Thando Mazomba : Connecter les personnes, les politiques et l'avenir de l'océan

« Nous sommes tous connectés à l'océan par la respiration. »

Ce n’est pas la réponse à laquelle beaucoup de gens s’attendraient lorsqu’on leur demanderait pourquoi une personne vivant à des centaines de kilomètres des côtes sud-africaines devrait se soucier de la mer.

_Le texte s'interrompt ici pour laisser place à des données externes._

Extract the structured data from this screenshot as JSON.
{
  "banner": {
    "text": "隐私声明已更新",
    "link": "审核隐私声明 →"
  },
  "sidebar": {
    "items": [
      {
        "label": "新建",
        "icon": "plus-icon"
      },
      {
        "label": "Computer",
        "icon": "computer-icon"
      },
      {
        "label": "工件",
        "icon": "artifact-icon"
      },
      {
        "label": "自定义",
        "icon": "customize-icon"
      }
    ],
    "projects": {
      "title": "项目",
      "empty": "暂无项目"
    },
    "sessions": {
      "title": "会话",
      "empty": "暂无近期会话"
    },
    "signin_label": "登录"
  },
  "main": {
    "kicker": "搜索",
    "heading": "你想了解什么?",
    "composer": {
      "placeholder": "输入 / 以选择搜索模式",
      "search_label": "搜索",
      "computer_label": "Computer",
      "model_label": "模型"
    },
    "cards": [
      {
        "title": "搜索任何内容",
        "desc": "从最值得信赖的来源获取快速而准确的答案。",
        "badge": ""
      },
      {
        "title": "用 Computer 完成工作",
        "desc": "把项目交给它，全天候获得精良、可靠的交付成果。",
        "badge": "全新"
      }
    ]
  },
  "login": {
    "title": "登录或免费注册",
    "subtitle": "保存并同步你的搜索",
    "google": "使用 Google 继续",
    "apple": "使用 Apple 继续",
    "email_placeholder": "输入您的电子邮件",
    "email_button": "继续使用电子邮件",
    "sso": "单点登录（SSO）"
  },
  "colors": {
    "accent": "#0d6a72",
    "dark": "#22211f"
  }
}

Mais pour Thando Mazomba, cette simple vérité est au cœur de son travail.

Biologiste marine et océanographe de formation, Mazomba est aujourd'hui responsable du développement de projets chez Ocean Hub Africa, où elle travaille avec des entrepreneurs de technologie bleue qui exploitent la science et l'innovation pour résoudre les défis marins et construire une économie océanique plus durable. Pour Mazomba, l’avenir de l’océan dépend autant des populations, des politiques et des opportunités que de la science.

Un élément clé de cet objectif est de garantir que les femmes, les jeunes et les autres communautés historiquement marginalisées soient activement inclus dans cette économie et en bénéficient.

Il s’agit des femmes qui nettoient le poisson pendant que les hommes partent en mer, des communautés déplacées du littoral par les politiques de l’apartheid et de la construction d’une économie océanique dans laquelle les hommes et la nature prospèrent ensemble. Elle parle avant tout de ce qu’elle appelle devenir « un gardien de l’océan ».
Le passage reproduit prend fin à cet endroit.